Pio Savioli, dirigente delle cooperative rosse, racconta ai magistrati che “Marghera è la storia più opaca che abbiamo vissuto a Venezia. Nel consorzio eravamo tutti preoccupati per questo personaggio della Socostramo. Mazzacurati ci disse di non parlarne, altrimenti si finiva al cimitero”. Savioli mette a verbale di avere paura e non dice di più. Il manager Baita conferma l’allarme anche di altri imprenditori del Mose come Mazzi e Boscolo: “State attenti, perché Cinque è pericoloso, ha contatti con ambienti romani poco raccomandabili”. Baita è il primo che ha il coraggio di nominare chi protegge il costruttore romano: “Savioli mi disse che Mazzacurati gli aveva fatto il nome di Carminati”.
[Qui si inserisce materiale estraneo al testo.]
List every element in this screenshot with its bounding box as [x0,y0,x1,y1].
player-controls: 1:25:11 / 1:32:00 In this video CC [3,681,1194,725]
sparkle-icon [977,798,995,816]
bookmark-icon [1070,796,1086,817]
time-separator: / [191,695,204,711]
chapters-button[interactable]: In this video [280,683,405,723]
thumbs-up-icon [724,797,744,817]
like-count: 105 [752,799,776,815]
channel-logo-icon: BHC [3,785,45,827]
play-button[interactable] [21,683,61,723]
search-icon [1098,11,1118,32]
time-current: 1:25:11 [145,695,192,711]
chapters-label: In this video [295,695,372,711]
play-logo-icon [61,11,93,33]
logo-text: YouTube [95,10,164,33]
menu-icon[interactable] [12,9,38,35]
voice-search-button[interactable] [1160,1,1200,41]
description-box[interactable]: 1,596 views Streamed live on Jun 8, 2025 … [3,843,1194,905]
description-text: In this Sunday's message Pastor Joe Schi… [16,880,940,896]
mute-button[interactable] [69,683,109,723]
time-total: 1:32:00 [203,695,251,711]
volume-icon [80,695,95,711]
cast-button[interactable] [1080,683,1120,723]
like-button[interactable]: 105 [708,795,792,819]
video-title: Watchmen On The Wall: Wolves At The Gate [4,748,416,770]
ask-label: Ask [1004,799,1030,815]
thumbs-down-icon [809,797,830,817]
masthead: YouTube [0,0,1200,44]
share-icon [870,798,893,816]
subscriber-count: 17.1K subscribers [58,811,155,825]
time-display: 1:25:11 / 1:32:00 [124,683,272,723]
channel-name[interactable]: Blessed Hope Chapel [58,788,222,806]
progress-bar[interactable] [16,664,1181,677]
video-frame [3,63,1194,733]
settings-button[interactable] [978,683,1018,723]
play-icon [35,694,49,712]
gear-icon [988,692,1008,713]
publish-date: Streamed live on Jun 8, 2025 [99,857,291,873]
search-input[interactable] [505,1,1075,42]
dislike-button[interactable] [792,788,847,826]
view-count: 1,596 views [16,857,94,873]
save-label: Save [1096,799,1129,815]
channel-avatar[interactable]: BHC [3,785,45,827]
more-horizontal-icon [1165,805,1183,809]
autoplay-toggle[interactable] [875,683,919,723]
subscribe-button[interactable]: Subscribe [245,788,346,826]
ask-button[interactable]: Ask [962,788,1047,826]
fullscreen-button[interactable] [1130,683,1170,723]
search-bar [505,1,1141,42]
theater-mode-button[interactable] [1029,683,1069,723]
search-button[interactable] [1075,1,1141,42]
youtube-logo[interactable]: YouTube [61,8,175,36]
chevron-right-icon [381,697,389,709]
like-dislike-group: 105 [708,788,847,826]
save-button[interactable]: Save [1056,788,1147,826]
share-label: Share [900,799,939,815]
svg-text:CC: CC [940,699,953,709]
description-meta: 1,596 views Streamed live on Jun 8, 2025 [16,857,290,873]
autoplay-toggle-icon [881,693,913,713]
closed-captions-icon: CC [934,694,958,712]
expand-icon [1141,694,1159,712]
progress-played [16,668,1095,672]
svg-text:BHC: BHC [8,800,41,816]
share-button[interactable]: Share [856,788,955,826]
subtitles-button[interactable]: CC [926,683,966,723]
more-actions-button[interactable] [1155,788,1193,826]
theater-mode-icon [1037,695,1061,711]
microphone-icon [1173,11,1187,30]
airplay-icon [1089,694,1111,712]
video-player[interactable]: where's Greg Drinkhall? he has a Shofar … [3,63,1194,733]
Il 23 febbraio 2017 Erasmo Cinque viene interrogato in tribunale dal pm Stefano Ancilotto: “Conosce Massimo Carminati?”. Il costruttore ha uno scatto d’ira: “Non capisco cosa interessa a lei”. Il pm insiste: “Lo chiedo perché alcune persone in questo processo hanno dichiarato di avere paura di lei”. Cinque sa che l’indagine di Roma ha già documentato i suoi rapporti con l’ex terrorista nero. E risponde così: “Carminati è una persona molto nota a Roma, non occorreva il processo capitale per dirlo. Io l’ho conosciuto nel 1994, quando ero presidente dei costruttori romani. Al ristorante, mi si avvicina questo signore con una benda sull’occhio, mi chiede se sono il presidente e mi dice: guardi, c’è una onlus che si occupa di bambini con problemi psicologici, avrei piacere se lei desse una voce agli altri imprenditori se danno un contributo”.

Il costruttore regala “250 milioni di lire” all’associazione raccomandata da Carminati, giurando di averne versati altrettanti “al capo della polizia per gli orfani delle vittime del terrorismo”. Il costruttore romano, alla fine, conferma di aver frequentato Carminati per anni, anche nella sede della Socostramo, dove nel 2013 ha ospitato un incontro con l’imprenditore Alfio Marchini, allora candidato a Roma, e “un consigliere del Pdl”, che Cinque evita di nominare: è Luca Gramazio, poi condannato per corruzione nella capitale.

L’affare d’oro di Marghera

Nel decennio della bonifica-scandalo la Socostramo incassa oltre 49 milioni di profitti netti, contribuendo ai costi del consorzio per soli 500 mila euro. Tra il 2011 e il 2012, con la caduta dell’ultimo governo Berlusconi, Cinque vende alla Mantovani le sue quote nel consorzio: le aveva comprate al valore nominale di 181 mila euro, ma incassa oltre 19 milioni.  

L’ex ministro e il suo costruttore, a Venezia, sono stati condannati a quattro anni per corruzione continuata: morto Matteoli, ora Cinque attende il verdetto finale della Cassazione. Da Venezia, le carte sono state trasmesse anche a Roma.